Abbott’s campaign said O’Rourke is too liberal for Texas when it comes to issues like immigration, support for the police and economic policies. “The last thing Texans need is President Biden’s radical liberal agenda coming to Texas under the guise of Beto O’Rourke,” Mark Miner, the communications director for Texans For Greg Abbott, said in a statement.

The governor can also point to an economic boom in the state under his watch. Texas’s population has surged by more than 4 million over the past decade as it became one of the fastest growing economies in the U.S., and companies including Tesla Inc., Oracle Corp. and Hewlett Packard Enterprise Co. have relocated to the state, where taxes are low and real estate is relatively inexpensive compared to coastal cities.

But employers and economists have also raised concerns that Abbott’s prioritization of culture-war issues -- such as efforts to ban some books from school libraries, a law that effectively forbids abortions past six weeks into a pregnancy and rules that limit mask mandates and vaccine requirements during the pandemic -- makes it harder to do business in the state and attract talent.
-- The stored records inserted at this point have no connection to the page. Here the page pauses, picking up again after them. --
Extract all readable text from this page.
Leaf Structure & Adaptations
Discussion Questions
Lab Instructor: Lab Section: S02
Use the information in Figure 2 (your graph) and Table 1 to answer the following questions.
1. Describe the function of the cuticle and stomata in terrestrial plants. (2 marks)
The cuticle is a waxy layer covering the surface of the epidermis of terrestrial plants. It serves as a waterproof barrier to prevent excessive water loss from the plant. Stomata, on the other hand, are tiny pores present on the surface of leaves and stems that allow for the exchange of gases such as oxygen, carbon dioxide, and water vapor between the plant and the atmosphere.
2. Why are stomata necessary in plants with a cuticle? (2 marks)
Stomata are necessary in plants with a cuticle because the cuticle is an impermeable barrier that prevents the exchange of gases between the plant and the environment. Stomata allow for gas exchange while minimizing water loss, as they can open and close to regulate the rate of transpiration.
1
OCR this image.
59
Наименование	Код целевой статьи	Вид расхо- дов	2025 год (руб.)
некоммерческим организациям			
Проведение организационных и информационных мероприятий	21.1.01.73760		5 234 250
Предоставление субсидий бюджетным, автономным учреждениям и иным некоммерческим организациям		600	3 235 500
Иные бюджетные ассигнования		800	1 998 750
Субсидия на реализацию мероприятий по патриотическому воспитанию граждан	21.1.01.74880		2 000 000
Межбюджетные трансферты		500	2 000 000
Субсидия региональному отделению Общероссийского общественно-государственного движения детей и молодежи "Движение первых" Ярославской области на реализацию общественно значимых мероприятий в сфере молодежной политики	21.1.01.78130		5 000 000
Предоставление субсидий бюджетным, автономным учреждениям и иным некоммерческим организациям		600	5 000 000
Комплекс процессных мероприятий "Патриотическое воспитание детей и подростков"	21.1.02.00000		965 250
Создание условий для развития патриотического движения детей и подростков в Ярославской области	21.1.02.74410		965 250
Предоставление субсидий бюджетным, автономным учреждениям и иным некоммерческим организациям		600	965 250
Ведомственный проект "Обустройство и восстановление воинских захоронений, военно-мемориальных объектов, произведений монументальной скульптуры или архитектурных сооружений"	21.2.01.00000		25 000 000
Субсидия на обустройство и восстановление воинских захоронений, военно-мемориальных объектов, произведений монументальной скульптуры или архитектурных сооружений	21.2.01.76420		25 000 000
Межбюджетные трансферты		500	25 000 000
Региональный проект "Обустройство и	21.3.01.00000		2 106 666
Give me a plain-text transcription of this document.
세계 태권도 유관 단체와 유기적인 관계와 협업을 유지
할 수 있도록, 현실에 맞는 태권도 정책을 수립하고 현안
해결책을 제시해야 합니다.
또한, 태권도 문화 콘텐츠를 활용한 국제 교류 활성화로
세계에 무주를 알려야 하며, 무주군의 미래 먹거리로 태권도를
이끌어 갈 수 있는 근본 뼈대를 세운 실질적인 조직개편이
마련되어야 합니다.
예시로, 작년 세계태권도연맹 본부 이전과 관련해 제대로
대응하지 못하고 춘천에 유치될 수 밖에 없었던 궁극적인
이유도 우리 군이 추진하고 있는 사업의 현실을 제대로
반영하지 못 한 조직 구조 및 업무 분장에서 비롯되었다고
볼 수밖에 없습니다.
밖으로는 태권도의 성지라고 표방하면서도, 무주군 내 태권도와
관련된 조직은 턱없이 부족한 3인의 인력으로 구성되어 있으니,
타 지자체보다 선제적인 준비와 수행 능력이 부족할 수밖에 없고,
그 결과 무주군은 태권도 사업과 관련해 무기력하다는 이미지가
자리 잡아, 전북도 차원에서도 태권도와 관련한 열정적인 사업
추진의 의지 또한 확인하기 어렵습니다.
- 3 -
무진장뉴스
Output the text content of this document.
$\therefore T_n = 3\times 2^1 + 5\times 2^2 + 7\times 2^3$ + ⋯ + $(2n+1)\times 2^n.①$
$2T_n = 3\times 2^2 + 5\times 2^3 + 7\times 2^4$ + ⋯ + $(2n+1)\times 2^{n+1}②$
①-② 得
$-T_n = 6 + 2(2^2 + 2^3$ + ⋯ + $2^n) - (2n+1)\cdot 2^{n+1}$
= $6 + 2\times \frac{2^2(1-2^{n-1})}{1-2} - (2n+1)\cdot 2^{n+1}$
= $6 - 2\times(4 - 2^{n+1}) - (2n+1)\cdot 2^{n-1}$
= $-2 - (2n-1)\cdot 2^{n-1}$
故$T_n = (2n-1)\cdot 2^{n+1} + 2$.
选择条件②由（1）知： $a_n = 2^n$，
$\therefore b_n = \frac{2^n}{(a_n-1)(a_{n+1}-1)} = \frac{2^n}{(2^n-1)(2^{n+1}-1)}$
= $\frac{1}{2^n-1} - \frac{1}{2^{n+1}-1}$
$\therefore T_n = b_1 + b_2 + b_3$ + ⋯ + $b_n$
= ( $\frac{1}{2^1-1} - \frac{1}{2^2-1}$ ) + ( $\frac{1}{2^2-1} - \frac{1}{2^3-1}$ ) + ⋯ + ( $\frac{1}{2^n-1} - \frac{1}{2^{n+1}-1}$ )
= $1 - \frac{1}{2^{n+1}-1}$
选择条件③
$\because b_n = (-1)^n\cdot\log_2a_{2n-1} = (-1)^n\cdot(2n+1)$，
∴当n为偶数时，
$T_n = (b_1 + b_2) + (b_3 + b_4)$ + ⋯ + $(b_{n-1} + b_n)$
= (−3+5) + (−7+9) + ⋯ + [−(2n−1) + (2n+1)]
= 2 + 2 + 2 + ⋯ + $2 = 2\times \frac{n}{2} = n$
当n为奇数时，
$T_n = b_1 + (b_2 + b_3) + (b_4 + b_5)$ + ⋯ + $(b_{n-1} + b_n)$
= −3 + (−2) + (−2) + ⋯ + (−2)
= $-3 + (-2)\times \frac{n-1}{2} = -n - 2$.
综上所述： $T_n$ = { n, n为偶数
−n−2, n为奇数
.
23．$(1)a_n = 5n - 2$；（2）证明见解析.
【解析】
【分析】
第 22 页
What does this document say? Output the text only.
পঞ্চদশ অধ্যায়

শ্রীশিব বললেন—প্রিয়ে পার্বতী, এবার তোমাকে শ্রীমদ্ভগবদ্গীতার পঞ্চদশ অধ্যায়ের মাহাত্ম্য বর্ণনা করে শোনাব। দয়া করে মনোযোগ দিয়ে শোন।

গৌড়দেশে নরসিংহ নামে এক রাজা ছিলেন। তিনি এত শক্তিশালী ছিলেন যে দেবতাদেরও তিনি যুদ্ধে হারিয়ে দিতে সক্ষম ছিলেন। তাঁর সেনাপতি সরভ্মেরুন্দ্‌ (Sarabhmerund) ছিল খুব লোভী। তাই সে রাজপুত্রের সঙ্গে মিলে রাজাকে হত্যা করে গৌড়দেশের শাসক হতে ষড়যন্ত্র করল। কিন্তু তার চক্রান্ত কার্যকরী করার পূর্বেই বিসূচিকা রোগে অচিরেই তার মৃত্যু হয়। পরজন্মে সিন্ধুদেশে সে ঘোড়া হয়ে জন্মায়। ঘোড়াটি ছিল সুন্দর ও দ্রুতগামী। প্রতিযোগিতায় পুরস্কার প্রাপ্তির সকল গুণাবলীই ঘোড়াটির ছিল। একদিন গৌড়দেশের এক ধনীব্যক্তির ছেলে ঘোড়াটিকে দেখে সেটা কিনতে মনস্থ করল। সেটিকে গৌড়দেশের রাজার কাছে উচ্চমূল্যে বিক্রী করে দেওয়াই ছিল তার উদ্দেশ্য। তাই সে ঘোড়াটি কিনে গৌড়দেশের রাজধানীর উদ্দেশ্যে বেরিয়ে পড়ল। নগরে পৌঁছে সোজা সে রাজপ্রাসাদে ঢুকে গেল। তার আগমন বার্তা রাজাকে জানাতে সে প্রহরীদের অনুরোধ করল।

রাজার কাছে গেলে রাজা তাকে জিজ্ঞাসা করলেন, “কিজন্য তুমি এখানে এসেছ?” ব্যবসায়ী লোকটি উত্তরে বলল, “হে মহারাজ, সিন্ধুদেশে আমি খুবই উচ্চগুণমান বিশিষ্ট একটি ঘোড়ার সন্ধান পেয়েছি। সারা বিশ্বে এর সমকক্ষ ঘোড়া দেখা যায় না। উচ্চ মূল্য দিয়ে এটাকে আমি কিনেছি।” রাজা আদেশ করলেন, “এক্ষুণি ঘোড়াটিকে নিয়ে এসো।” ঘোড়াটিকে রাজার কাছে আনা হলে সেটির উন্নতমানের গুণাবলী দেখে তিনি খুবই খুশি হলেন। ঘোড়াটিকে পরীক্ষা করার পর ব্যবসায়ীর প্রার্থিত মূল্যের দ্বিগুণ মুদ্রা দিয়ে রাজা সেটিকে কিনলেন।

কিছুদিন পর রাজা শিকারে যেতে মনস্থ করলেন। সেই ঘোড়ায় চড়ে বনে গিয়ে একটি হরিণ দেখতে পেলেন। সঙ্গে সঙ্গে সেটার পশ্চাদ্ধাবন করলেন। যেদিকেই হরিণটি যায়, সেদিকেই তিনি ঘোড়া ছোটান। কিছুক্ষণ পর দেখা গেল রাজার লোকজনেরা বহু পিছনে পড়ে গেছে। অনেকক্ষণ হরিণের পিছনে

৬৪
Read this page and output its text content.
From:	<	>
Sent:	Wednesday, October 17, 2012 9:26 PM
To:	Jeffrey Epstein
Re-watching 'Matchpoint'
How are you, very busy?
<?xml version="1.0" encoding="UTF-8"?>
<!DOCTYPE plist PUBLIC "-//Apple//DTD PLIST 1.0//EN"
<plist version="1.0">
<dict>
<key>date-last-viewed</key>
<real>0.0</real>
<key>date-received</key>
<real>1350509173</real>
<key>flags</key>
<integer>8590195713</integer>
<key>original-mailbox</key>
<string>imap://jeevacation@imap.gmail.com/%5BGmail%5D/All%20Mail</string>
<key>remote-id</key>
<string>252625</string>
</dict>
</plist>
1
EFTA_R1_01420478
So far, it looks like O’Rourke may have a tough race. A November poll from the University of Texas and Texas Tribune showed that in a match up between Abbott and O’Rourke, the Republican had a nine-point lead. The incumbent governor will face some primary challengers within his own party, notably Don Huffines and Allen West, who have been criticizing Abbott from the right.

Born in El Paso, Texas, O’Rourke served as congressman for six years. He gained a statewide profile in the 2018 race for senate but lost the election by more than 2 percentage points.

O’Rourke said in his campaign video that his focus would be on shoring up the electricity grid after Texas’s devastating blackout in February, as well as issues “most people agree on,” such as expanding Medicaid and legalizing marijuana. He’s said in the past that he’s in favor of abolishing the death penalty and banning assault weapons. He’s also pro-choice.

“I want to serve this state and try to bring the people of Texas together to do some of the really big work that is before us and get past this smallness and divisiveness that Greg Abbott has brought to Texas,” he told Texas Monthly.